Chapitre 1 : Sacha
Sept heures du matin, le réveil sonne. Comme tous les jours, je me levai, pris ma douche et mon petit déjeûner, puis sautai dans mon uniforme. Chemise blanche, veste et pantalon de costume noirs, chaussures de sécurité, cravate noire... C'était là les atours que l'on m'avait transmis le jour de mon arrivée, accompagnés d'un discret badge doré sur lequel était gravé mon nom : "Sacha Lepleux". C'était il y a quatre ans. Au départ, je me réjouissais. Je suivais les traces de mon père, ayant enfin eu l'occasion de décrocher un job parmi les agents de sécurité du supermarché local. Pas très loin de chez moi, en plus.
Pourtant, j'avais la pénible impression que mon équipe ne me pensait pas à la hauteur. Mon père avait beau tenter de me convaincre que non, je le voyais. Je le sentais. Prenez Cédric, par exemple. Il était arrivé deux an après moi et n'était pas mieux formé. Aujourd'hui, j'étais sous ses ordres. De mon côté, personne en quatre ans ne m'avait proposé de promotion. Jamais. J'avais sans doute dû faire quelque chose de mal, mais je ne comprenais pas quoi. Je travaillais d'arrache-pied, je montrais chaque jour ma motivation et je redoublais d'effort, mais rien ne se passait. Chaque soir, je tombais dans les bras de Camille, que je laissais s'occuper de notre fille. Heureusement que je l'avais. L'amour de ma vie, la seule personne au monde avec laquelle j'avais jamais souhaité fonder une famille. Son odeur, sa peau, ses lèvres, ses cheveux, ses yeux... j'aimais tout, sans exception, et remerciais chaque jour Dieu de nous avoir permis de nous rencontrer.
Plusieurs fois, j'ai tenté de me faire entendre. J'ai demandé à mon patron pourquoi Cédric était mon responsable alors qu'il était arrivé plus tard. Je lui ai demandé pourquoi Maxime était mieux payé alors qu'il était moins compétent. Je lui ai demandé pourquoi il refusait sans cesse de me confier les missions les plus importantes. Sa seule réponse : "Ne t'inquiète pas, Sacha. Ça viendra". Après quatre ans, je commençais à me douter que rien ne viendrait. Je savais que mon responsable ne me promouvrait pas, mais je ne savais pas pourquoi. Même parmi mes collègues, j'avais du mal à me faire des amis. Il y avait certes Bastien, mon co-équipier, avec qui je m'entendais bien, ainsi que quelques autres. Heureusement d'ailleurs. Tous les autres me toisaient avec un regard que je ne comprenais pas. Ce regard, ils ne l'adressaient qu'à moi. Pas même à Bastien, avec qui je passais pourtant le plus clair de mon temps. Seulement moi. Ils restaient sympathiques, mais personne n'avait avec moi la même relation qu'avec les autres.

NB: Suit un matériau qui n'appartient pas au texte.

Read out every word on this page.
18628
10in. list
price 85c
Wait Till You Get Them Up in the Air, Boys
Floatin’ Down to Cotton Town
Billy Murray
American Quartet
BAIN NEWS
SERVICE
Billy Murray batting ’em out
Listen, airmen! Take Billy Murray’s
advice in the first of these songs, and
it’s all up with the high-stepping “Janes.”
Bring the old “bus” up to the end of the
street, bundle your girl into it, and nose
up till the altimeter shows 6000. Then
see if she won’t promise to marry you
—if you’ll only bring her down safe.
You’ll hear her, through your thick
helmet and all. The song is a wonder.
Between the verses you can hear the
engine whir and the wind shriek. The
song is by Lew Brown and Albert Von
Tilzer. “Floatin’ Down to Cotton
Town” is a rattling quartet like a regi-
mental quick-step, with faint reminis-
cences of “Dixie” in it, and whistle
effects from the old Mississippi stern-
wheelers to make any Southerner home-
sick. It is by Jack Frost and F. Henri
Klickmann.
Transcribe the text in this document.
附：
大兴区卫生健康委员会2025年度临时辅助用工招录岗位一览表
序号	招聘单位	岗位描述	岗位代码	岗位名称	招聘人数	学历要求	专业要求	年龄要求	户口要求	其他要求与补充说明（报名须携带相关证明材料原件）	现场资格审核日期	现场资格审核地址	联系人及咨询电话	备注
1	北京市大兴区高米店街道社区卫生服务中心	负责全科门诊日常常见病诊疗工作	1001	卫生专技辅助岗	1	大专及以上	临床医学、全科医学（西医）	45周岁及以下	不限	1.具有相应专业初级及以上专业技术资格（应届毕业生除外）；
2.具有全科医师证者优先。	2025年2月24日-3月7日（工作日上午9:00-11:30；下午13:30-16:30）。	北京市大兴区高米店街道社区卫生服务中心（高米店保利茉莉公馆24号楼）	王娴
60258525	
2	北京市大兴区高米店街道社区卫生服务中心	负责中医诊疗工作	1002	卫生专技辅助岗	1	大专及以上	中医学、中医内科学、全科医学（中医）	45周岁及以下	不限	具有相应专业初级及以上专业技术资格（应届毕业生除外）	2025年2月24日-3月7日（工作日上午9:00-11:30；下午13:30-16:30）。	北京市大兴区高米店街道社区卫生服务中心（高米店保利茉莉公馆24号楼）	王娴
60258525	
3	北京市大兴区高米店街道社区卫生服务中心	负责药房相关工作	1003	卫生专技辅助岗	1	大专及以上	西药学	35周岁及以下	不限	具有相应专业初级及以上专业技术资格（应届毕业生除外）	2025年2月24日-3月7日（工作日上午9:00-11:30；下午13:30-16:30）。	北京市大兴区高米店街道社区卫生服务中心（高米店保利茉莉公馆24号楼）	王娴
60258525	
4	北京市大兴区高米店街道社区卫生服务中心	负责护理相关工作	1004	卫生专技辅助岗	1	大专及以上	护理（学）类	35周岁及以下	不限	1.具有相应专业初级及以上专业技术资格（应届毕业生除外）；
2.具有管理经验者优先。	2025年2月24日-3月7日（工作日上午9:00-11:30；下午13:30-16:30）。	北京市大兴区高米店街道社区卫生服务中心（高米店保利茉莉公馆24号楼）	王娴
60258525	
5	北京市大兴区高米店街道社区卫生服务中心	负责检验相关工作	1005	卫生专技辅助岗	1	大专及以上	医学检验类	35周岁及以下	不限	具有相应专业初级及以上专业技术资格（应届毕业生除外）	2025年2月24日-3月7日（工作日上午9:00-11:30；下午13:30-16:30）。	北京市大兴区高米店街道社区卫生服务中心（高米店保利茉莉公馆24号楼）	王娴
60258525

Le seul qui eût un jour manifesté un intérêt particulier pour moi : un certain Dylan. Il s'était rapidement rapproché et m'écoutait attentivement. Il semblait tout faire pour que je l'apprécie depuis le jour de son arrivée. Au bout de quelques semaines, je compris enfin d'où provenait cet intérêt soudain, Bastien me l'ayant confirmé : il avait l'air de me trouver à son goût, et cultivait pour moi des désirs très éloignés du domaine professionnel. Je n'avais pas l'habitude et ma surprise fut grande, mais je tâchai de m'adapter. Il fallait reconnaître que dans un métier d'hommes, ce genre de choses pouvait arriver.
Ce matin, j'avais pourtant décidé que les choses changeraient. J'allais parler à mon boss. S'il ne me donnait pas d'augmentation dans les prochaines semaines, je partirais. Je saisis mes clés de voiture, embrassai mon mari puis notre fille, à laquelle je confiai : "ne t'inquiète pas, Maman revient bientôt".